DEV Community

Landlight
Landlight

Posted on

I Am Building a Cloud: Lessons From Designing My Own Infrastructure From Scratch

I Am Building a Cloud: Lessons From Designing My Own Infrastructure From Scratch

Three months ago, I typed mkdir my-cloud and told myself: how hard can it be?

Spoiler: very. But also deeply rewarding in ways I didn't expect.
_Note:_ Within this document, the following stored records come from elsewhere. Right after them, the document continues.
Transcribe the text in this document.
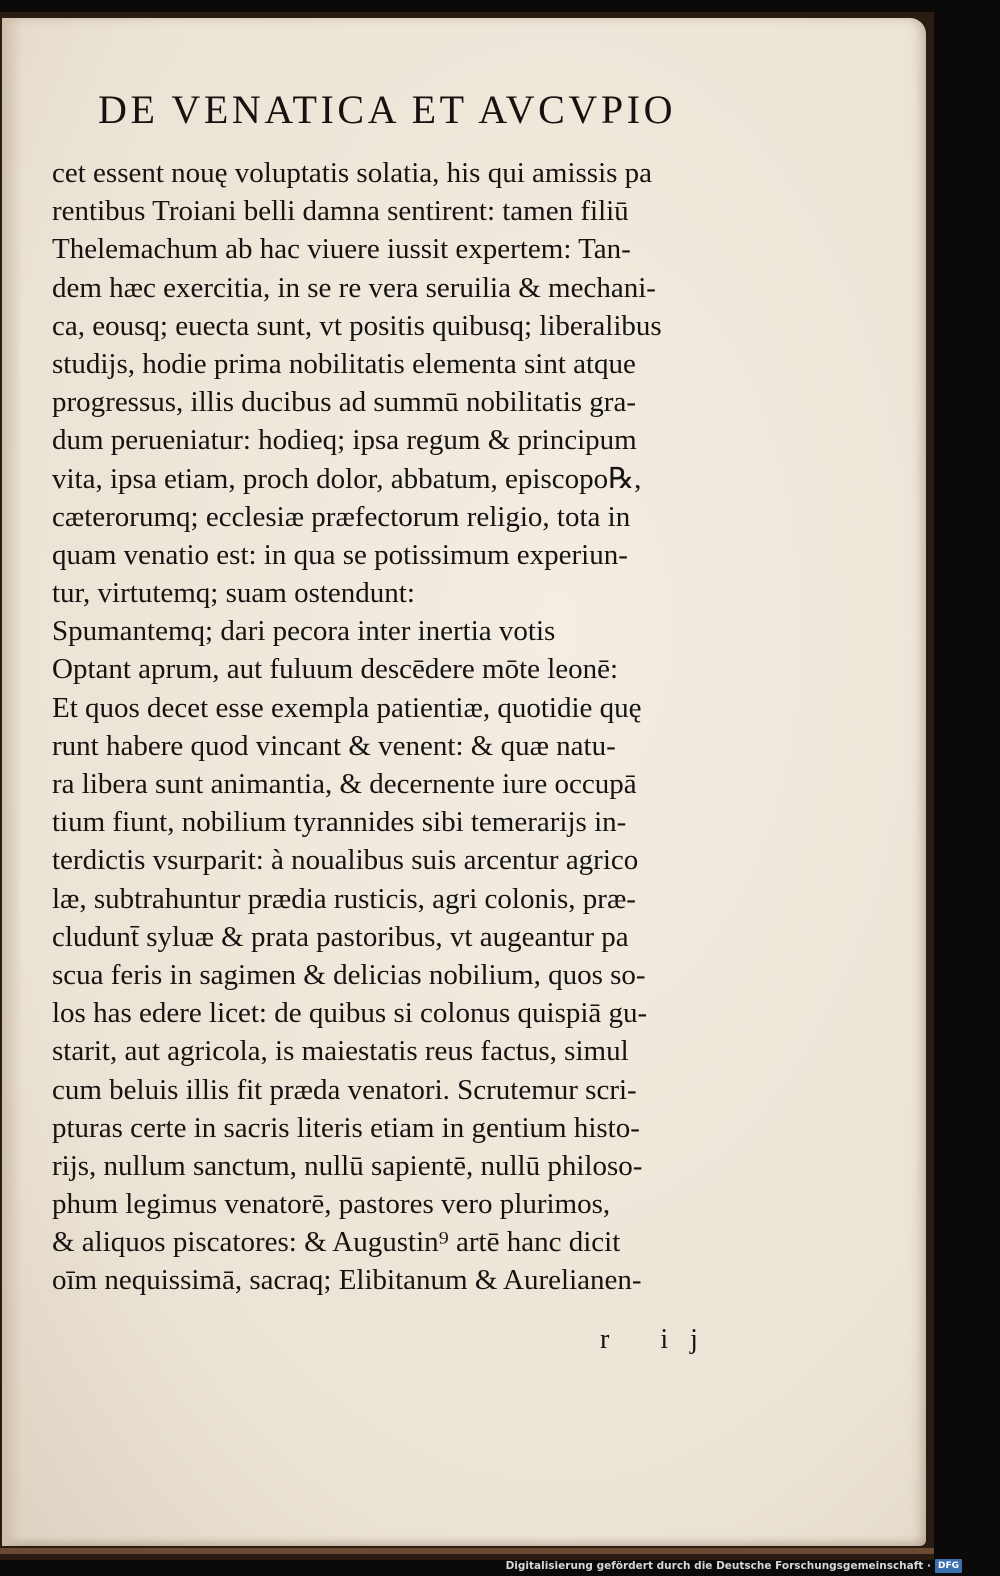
DE VENATICA ET AVCVPIO
cet essent nouę voluptatis solatia, his qui amissis pa
rentibus Troiani belli damna sentirent: tamen filiū
Thelemachum ab hac viuere iussit expertem: Tan-
dem hæc exercitia, in se re vera seruilia & mechani-
ca, eousq; euecta sunt, vt positis quibusq; liberalibus
studijs, hodie prima nobilitatis elementa sint atque
progressus, illis ducibus ad summū nobilitatis gra-
dum perueniatur: hodieq; ipsa regum & principum
vita, ipsa etiam, proch dolor, abbatum, episcopo℞,
cæterorumq; ecclesiæ præfectorum religio, tota in
quam venatio est: in qua se potissimum experiun-
tur, virtutemq; suam ostendunt:
Spumantemq; dari pecora inter inertia votis
Optant aprum, aut fuluum descēdere mōte leonē:
Et quos decet esse exempla patientiæ, quotidie quę
runt habere quod vincant & venent: & quæ natu-
ra libera sunt animantia, & decernente iure occupā
tium fiunt, nobilium tyrannides sibi temerarijs in-
terdictis vsurparit: à noualibus suis arcentur agrico
læ, subtrahuntur prædia rusticis, agri colonis, præ-
cludunt̄ syluæ & prata pastoribus, vt augeantur pa
scua feris in sagimen & delicias nobilium, quos so-
los has edere licet: de quibus si colonus quispiā gu-
starit, aut agricola, is maiestatis reus factus, simul
cum beluis illis fit præda venatori. Scrutemur scri-
pturas certe in sacris literis etiam in gentium histo-
rijs, nullum sanctum, nullū sapientē, nullū philoso-
phum legimus venatorē, pastores vero plurimos,
& aliquos piscatores: & Augustin⁹ artē hanc dicit
oīm nequissimā, sacraq; Elibitanum & Aurelianen-
r ij
Digitalisierung gefördert durch die Deutsche Forschungsgemeinschaft · DFG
This isn't a tutorial. It's a brutally honest account of what it actually takes when you decide to stop renting compute from AWS, GCP, or Azure and start building your own cloud — even a small, self-hosted one. Whether you're doing this for learning, for cost savings at scale, or because you genuinely want control over your stack, there's a lot nobody tells you upfront.

Let me fix that.


Why Build a Cloud at All?

Before we dive into architecture diagrams and YAML files, let's be honest about motivation. Here are the real reasons developers end up down this rabbit hole:

  • Cost at scale. Managed services are convenient but punishing at volume. At a certain number of VMs or data transfer gigabytes, the math tilts hard toward owning iron.
  • Control and compliance. Some industries (healthcare, finance, government) need data sovereignty that public clouds make complicated.
  • Learning. Nothing teaches you how Kubernetes actually works like building the thing that Kubernetes runs on.
  • The itch. Sometimes you just want to know if you can.
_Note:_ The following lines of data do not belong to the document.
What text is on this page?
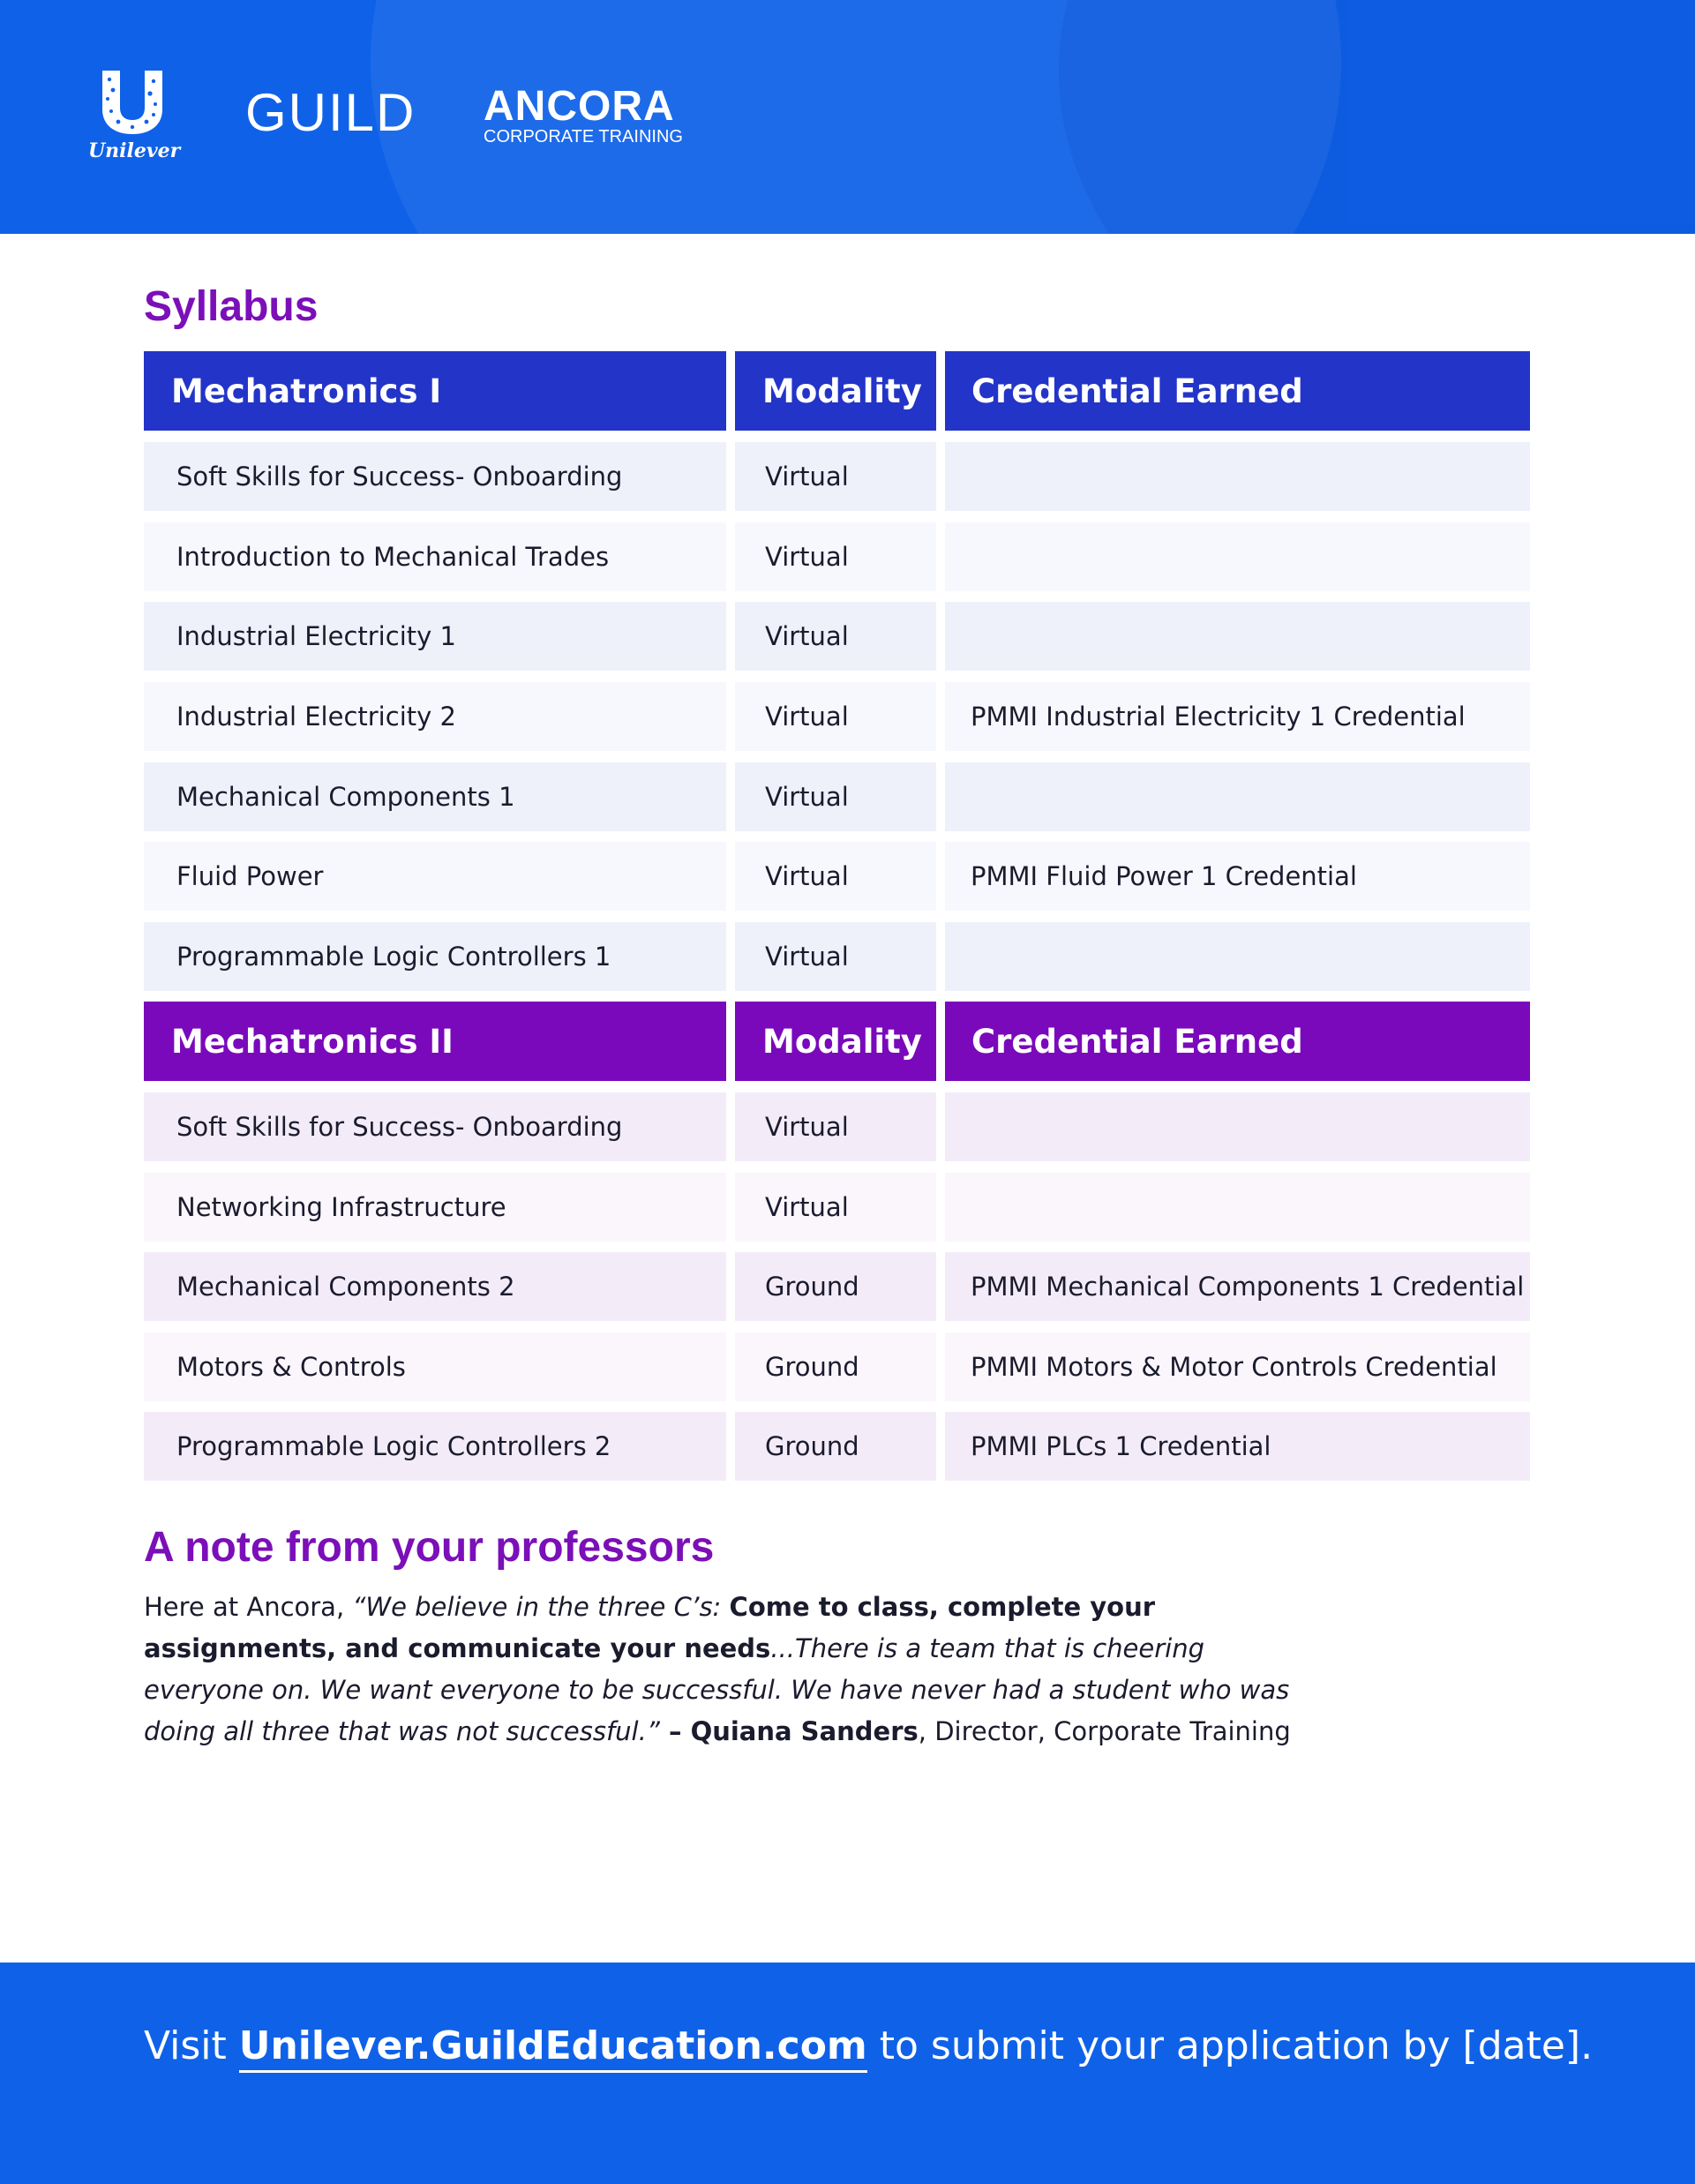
Unilever
GUILD ANCORA
CORPORATE TRAINING
Syllabus
Mechatronics I	Modality	Credential Earned
Soft Skills for Success- Onboarding	Virtual
Introduction to Mechanical Trades	Virtual
Industrial Electricity 1	Virtual
Industrial Electricity 2	Virtual	PMMI Industrial Electricity 1 Credential
Mechanical Components 1	Virtual
Fluid Power	Virtual	PMMI Fluid Power 1 Credential
Programmable Logic Controllers 1	Virtual
Mechatronics II	Modality	Credential Earned
Soft Skills for Success- Onboarding	Virtual
Networking Infrastructure	Virtual
Mechanical Components 2	Ground	PMMI Mechanical Components 1 Credential
Motors & Controls	Ground	PMMI Motors & Motor Controls Credential
Programmable Logic Controllers 2	Ground	PMMI PLCs 1 Credential
A note from your professors
Here at Ancora, “We believe in the three C’s: Come to class, complete your assignments, and communicate your needs...There is a team that is cheering everyone on. We want everyone to be successful. We have never had a student who was doing all three that was not successful.” – Quiana Sanders, Director, Corporate Training
Visit Unilever.GuildEducation.com to submit your application by [date].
I fall into the last two camps. I have a rack of second-hand servers in a co-location facility, a dangerous amount of free time, and a strong aversion to accepting "just use managed X" as a final answer.
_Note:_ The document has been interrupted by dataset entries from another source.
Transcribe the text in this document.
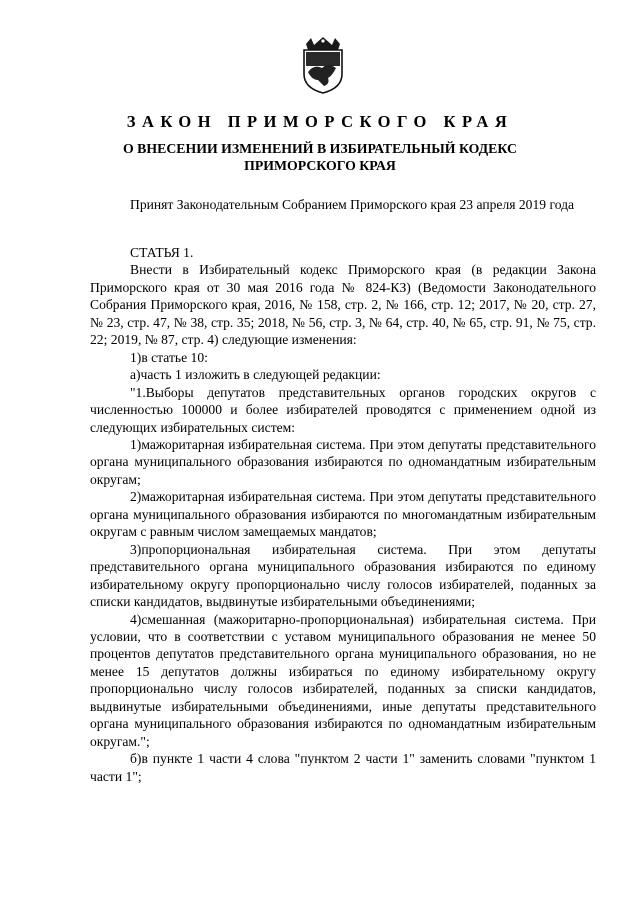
ЗАКОН ПРИМОРСКОГО КРАЯ
О ВНЕСЕНИИ ИЗМЕНЕНИЙ В ИЗБИРАТЕЛЬНЫЙ КОДЕКС
ПРИМОРСКОГО КРАЯ

Принят Законодательным Собранием Приморского края 23 апреля 2019 года

СТАТЬЯ 1.

Внести в Избирательный кодекс Приморского края (в редакции Закона Приморского края от 30 мая 2016 года № 824-КЗ) (Ведомости Законодательного Собрания Приморского края, 2016, № 158, стр. 2, № 166, стр. 12; 2017, № 20, стр. 27, № 23, стр. 47, № 38, стр. 35; 2018, № 56, стр. 3, № 64, стр. 40, № 65, стр. 91, № 75, стр. 22; 2019, № 87, стр. 4) следующие изменения:

1)в статье 10:

а)часть 1 изложить в следующей редакции:

"1.Выборы депутатов представительных органов городских округов с численностью 100000 и более избирателей проводятся с применением одной из следующих избирательных систем:

1)мажоритарная избирательная система. При этом депутаты представительного органа муниципального образования избираются по одномандатным избирательным округам;

2)мажоритарная избирательная система. При этом депутаты представительного органа муниципального образования избираются по многомандатным избирательным округам с равным числом замещаемых мандатов;

3)пропорциональная избирательная система. При этом депутаты представительного органа муниципального образования избираются по единому избирательному округу пропорционально числу голосов избирателей, поданных за списки кандидатов, выдвинутые избирательными объединениями;

4)смешанная (мажоритарно-пропорциональная) избирательная система. При условии, что в соответствии с уставом муниципального образования не менее 50 процентов депутатов представительного органа муниципального образования, но не менее 15 депутатов должны избираться по единому избирательному округу пропорционально числу голосов избирателей, поданных за списки кандидатов, выдвинутые избирательными объединениями, иные депутаты представительного органа муниципального образования избираются по одномандатным избирательным округам.";

б)в пункте 1 части 4 слова "пунктом 2 части 1" заменить словами "пунктом 1 части 1";
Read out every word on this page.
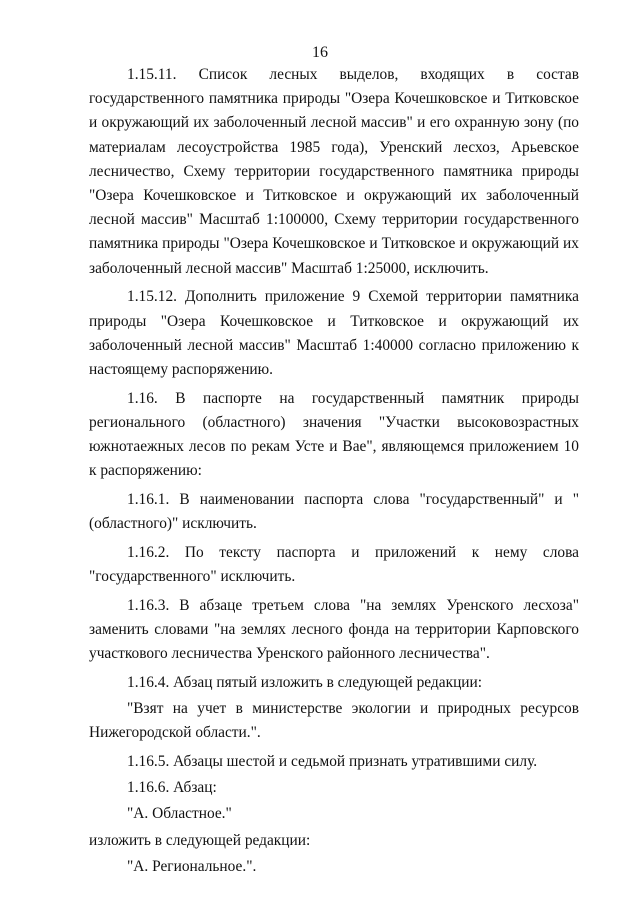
16

1.15.11. Список лесных выделов, входящих в состав государственного памятника природы "Озера Кочешковское и Титковское и окружающий их заболоченный лесной массив" и его охранную зону (по материалам лесоустройства 1985 года), Уренский лесхоз, Арьевское лесничество, Схему территории государственного памятника природы "Озера Кочешковское и Титковское и окружающий их заболоченный лесной массив" Масштаб 1:100000, Схему территории государственного памятника природы "Озера Кочешковское и Титковское и окружающий их заболоченный лесной массив" Масштаб 1:25000, исключить.

1.15.12. Дополнить приложение 9 Схемой территории памятника природы "Озера Кочешковское и Титковское и окружающий их заболоченный лесной массив" Масштаб 1:40000 согласно приложению к настоящему распоряжению.

1.16. В паспорте на государственный памятник природы регионального (областного) значения "Участки высоковозрастных южнотаежных лесов по рекам Усте и Вае", являющемся приложением 10 к распоряжению:

1.16.1. В наименовании паспорта слова "государственный" и "(областного)" исключить.

1.16.2. По тексту паспорта и приложений к нему слова "государственного" исключить.

1.16.3. В абзаце третьем слова "на землях Уренского лесхоза" заменить словами "на землях лесного фонда на территории Карповского участкового лесничества Уренского районного лесничества".

1.16.4. Абзац пятый изложить в следующей редакции:

"Взят на учет в министерстве экологии и природных ресурсов Нижегородской области.".

1.16.5. Абзацы шестой и седьмой признать утратившими силу.

1.16.6. Абзац:

"А. Областное."

изложить в следующей редакции:

"А. Региональное.".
What "Building a Cloud" Actually Means

A cloud platform is not one thing. It's a layered stack of problems:

┌──────────────────────────────┐
│     Developer Portal / API   │  ← Users interact here
├──────────────────────────────┤
│     Orchestration Layer      │  ← Kubernetes, Nomad, etc.
├──────────────────────────────┤
│     Networking Layer         │  ← SDN, load balancers, DNS
├──────────────────────────────┤
│     Storage Layer            │  ← Block, object, file
├──────────────────────────────┤
│     Compute Layer            │  ← Hypervisors, bare metal
├──────────────────────────────┤
│     Physical / Bare Metal    │  ← The actual servers
└──────────────────────────────┘
Enter fullscreen mode Exit fullscreen mode

Most tutorials pick one layer and call it a day. Building a cloud means you have to care about all of them — and more importantly, how they talk to each other.


The Stack I Chose (And Why)

Compute: Proxmox VE

I run Proxmox VE as my hypervisor layer. It's open-source, handles both KVM virtual machines and LXC containers, and has a solid REST API I can script against.

Spinning up a VM via the Proxmox API looks like this:

curl -s -k -b "PVEAuthCookie=${TICKET}" \
  -H "CSRFPreventionToken: ${CSRF}" \
  -X POST \
  "https://proxmox-host:8006/api2/json/nodes/pve/qemu" \
  -d 'vmid=101&name=my-vm&memory=2048&cores=2&net0=virtio,bridge=vmbr0&ide2=local:iso/ubuntu-22.04.iso,media=cdrom&scsihw=virtio-scsi-pci&scsi0=local-lvm:20'
Enter fullscreen mode Exit fullscreen mode

This is the foundation. Every VM, every container, everything runs on top of this.

Networking: Open vSwitch + VXLANs

This is where things get interesting — and painful. When you want tenant isolation (so different users or projects can't see each other's traffic), you need a software-defined network.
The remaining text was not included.